La rosarina de 32 años fue localizada este lunes en el Consulado Argentino de Florianópolis, donde se presentó para solicitar asistencia y viajar a San Pablo.
Su identidad fue confirmada mediante el cotejo de huellas dactilares. La Justicia y las autoridades diplomáticas coordinan su regreso al país.
Micaela Albornoz, la mujer de 32 años que era buscada desde el 24 de junio tras desaparecer de su casa en Rosario, fue encontrada este lunes en el Consulado Argentino de Florianópolis, Brasil.
La rosarina llegó por sus propios medios a la sede diplomática para solicitar asistencia económica con el objetivo de trasladarse hasta San Pablo. Llevaba consigo el documento de identidad de una vecina de su barrio, que era rastreado por el Ministerio de Justicia y Seguridad de Santa Fe.
El personal del consulado advirtió la situación al verificar la documentación y se comunicó con las autoridades argentinas. La identidad de Albornoz fue confirmada posteriormente mediante el cotejo de sus huellas dactilares.
La vocera del Gobierno santafesino, Virginia Coudannes, informó que la Provincia inició gestiones para determinar su estado de salud. “Micaela Albornoz apareció en Florianópolis y la Provincia realiza gestiones para garantizar que se encuentra en buenas condiciones de salud”, comunicó.
Federico Angelini, secretario de Gestión Institucional del Ministerio de Justicia y Seguridad provincial, explicó que la mujer se presentó voluntariamente para solicitar distintas formas de asistencia, entre ellas ayuda económica para viajar a San Pablo.
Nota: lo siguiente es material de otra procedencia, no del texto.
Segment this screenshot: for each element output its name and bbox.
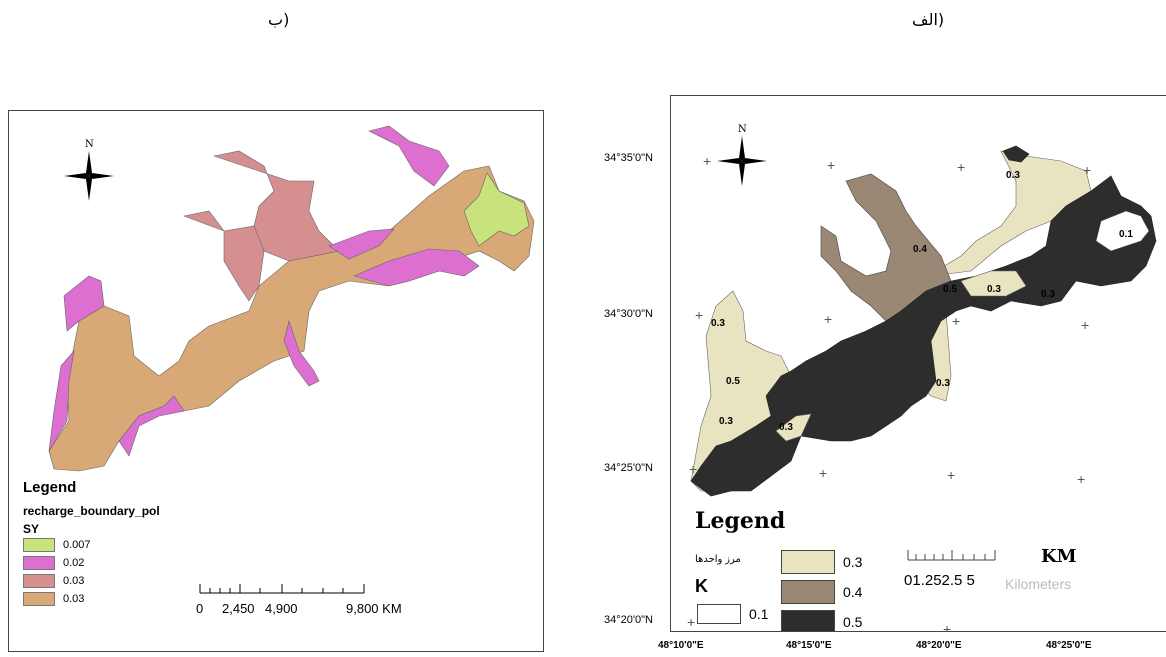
legend-field: SY <box>23 522 263 536</box>
compass-rose-icon <box>64 151 114 201</box>
k-legend-label: 0.4 <box>843 584 862 600</box>
zone-label: 0.5 <box>943 284 957 295</box>
scale-bar-left: 0 2,450 4,900 9,800 KM <box>199 581 399 621</box>
zone-label: 0.3 <box>779 422 793 433</box>
compass-rose-icon <box>717 136 767 186</box>
zone-label: 0.3 <box>1041 289 1055 300</box>
k-legend-label: 0.1 <box>749 606 768 622</box>
north-letter-right: N <box>738 124 747 135</box>
legend-label: 0.03 <box>63 575 84 587</box>
zone-label: 0.3 <box>719 416 733 427</box>
sy-map-panel: N Legend recharge_boundary_pol SY 0.007 … <box>8 110 544 652</box>
graticule-cross: + <box>695 308 703 322</box>
graticule-cross: + <box>1083 163 1091 177</box>
latitude-label: 34°35'0"N <box>604 152 653 164</box>
north-arrow-right: N <box>717 124 767 188</box>
caption-a: الف) <box>912 10 944 29</box>
legend-swatch <box>23 592 55 606</box>
zone-label: 0.1 <box>1119 229 1133 240</box>
km-unit-label: KM <box>1041 546 1077 567</box>
legend-layer: recharge_boundary_pol <box>23 504 263 518</box>
k-legend-boundary-label: مرز واحدها <box>695 554 741 565</box>
k-legend-swatch <box>781 550 835 574</box>
legend-label: 0.03 <box>63 593 84 605</box>
graticule-cross: + <box>1081 318 1089 332</box>
k-legend-swatch <box>781 610 835 632</box>
graticule-cross: + <box>957 160 965 174</box>
graticule-cross: + <box>943 622 951 632</box>
graticule-cross: + <box>824 312 832 326</box>
legend-swatch <box>23 556 55 570</box>
longitude-label: 48°20'0"E <box>916 640 962 651</box>
north-arrow-left: N <box>64 139 114 199</box>
longitude-label: 48°15'0"E <box>786 640 832 651</box>
k-map-panel: + + + + + + + + + + + + + + 0.3 0.1 0.4 … <box>670 95 1166 632</box>
zone-label: 0.3 <box>936 378 950 389</box>
scale-label: 0 <box>196 601 203 616</box>
k-legend-swatch <box>781 580 835 604</box>
graticule-cross: + <box>947 468 955 482</box>
scale-label: 2,450 <box>222 601 255 616</box>
longitude-label: 48°25'0"E <box>1046 640 1092 651</box>
zone-label: 0.3 <box>1006 170 1020 181</box>
graticule-cross: + <box>703 154 711 168</box>
k-legend-item: 0.3 <box>781 550 862 574</box>
graticule-cross: + <box>819 466 827 480</box>
legend-swatch <box>23 538 55 552</box>
k-zone-05 <box>691 176 1156 496</box>
scale-bar-ticks <box>199 581 369 597</box>
longitude-label: 48°10'0"E <box>658 640 704 651</box>
legend-title: Legend <box>23 479 263 496</box>
k-legend-item: 0.5 <box>781 610 862 632</box>
legend-label: 0.02 <box>63 557 84 569</box>
k-legend-field: K <box>695 576 708 597</box>
legend-swatch <box>23 574 55 588</box>
km-scale-numbers: 01.252.5 5 <box>904 572 975 589</box>
k-legend-label: 0.5 <box>843 614 862 630</box>
sy-zone-magenta-1 <box>369 126 449 186</box>
graticule-cross: + <box>687 615 695 629</box>
k-legend-item: 0.4 <box>781 580 862 604</box>
k-legend-label: 0.3 <box>843 554 862 570</box>
latitude-label: 34°25'0"N <box>604 462 653 474</box>
zone-label: 0.3 <box>711 318 725 329</box>
k-legend-swatch <box>697 604 741 624</box>
caption-b: ب) <box>268 10 289 29</box>
km-scale-ticks <box>907 548 999 564</box>
zone-label: 0.5 <box>726 376 740 387</box>
graticule-cross: + <box>1077 472 1085 486</box>
legend-item: 0.007 <box>23 536 263 554</box>
scale-label: 4,900 <box>265 601 298 616</box>
north-letter-left: N <box>85 139 94 150</box>
k-legend-title: Legend <box>695 508 785 534</box>
graticule-cross: + <box>952 314 960 328</box>
scale-label: 9,800 KM <box>346 601 402 616</box>
legend-item: 0.02 <box>23 554 263 572</box>
graticule-cross: + <box>689 462 697 476</box>
zone-label: 0.4 <box>913 244 927 255</box>
latitude-label: 34°30'0"N <box>604 308 653 320</box>
km-scale-ghost-label: Kilometers <box>1005 576 1071 592</box>
latitude-label: 34°20'0"N <box>604 614 653 626</box>
graticule-cross: + <box>827 158 835 172</box>
legend-label: 0.007 <box>63 539 91 551</box>
k-legend-item: 0.1 <box>697 604 768 624</box>
zone-label: 0.3 <box>987 284 1001 295</box>
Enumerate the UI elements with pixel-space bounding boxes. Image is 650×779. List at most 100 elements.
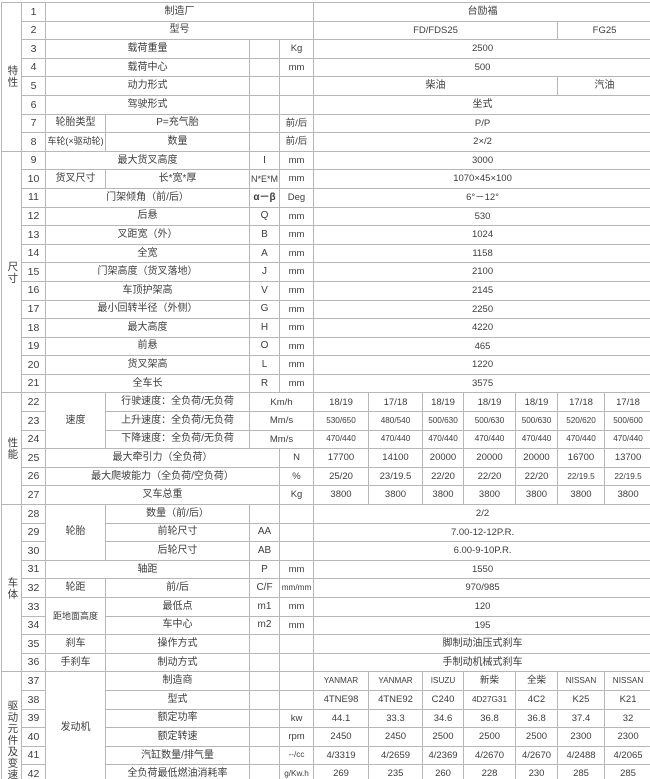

Según indicó, el personal consular procuró que permaneciera en el lugar mientras se realizaban las consultas necesarias para establecer su identidad y dar aviso a las autoridades argentinas. La coordinación de su regreso quedó sujeta a las decisiones de la Justicia y a las gestiones de las cancillerías de Argentina y Brasil.
La familia recibió la noticia este lunes
Los familiares fueron informados sobre el hallazgo durante la tarde. El cónsul argentino se comunicó con Alejo, hermano de Micaela, y le mostró una imagen en la que se la observaba sentada y comiendo.
“Estaba tranquila, se la veía bien. Ahora estamos insistiendo con el Gobierno para la repatriación, para que la traigan de nuevo”, expresó el hermano.
Claudia, madre de Micaela, manifestó su alivio después de más de 40 días de incertidumbre. “Estoy contenta, lo soñaba, estoy feliz porque encontraron a mi hija. Estoy angustiada, pero por la felicidad de saber que está viva, que está bien, y quiero decirle que la amo y que tengo ansiedad de abrazarla”, declaró.
La búsqueda había comenzado el 24 de junio, cuando Albornoz salió de su vivienda ubicada en Bécquer al 500 bis, en el barrio Tablada de Rosario. Durante las semanas siguientes surgieron pistas en distintas provincias y se detectaron movimientos vinculados con su cuenta bancaria y la utilización del documento de otra persona.
La investigación la ubicó en diferentes momentos en Santa Fe, Córdoba, Santiago del Estero, Entre Ríos y Misiones. El Gobierno santafesino había ofrecido una recompensa de 10 millones de pesos para quienes aportaran información útil sobre su paradero.
La búsqueda adquirió alcance internacional luego de que la Fiscalía de Córdoba emitiera una notificación amarilla de Interpol. La última pista conocida antes del hallazgo la situaba en Misiones.
Finalmente, el documento que llevaba consigo permitió alertar a las autoridades cuando se presentó en el consulado de Florianópolis. Con su identidad confirmada, la Justicia analiza ahora las medidas de resguardo y los pasos necesarios para concretar su regreso a la Argentina.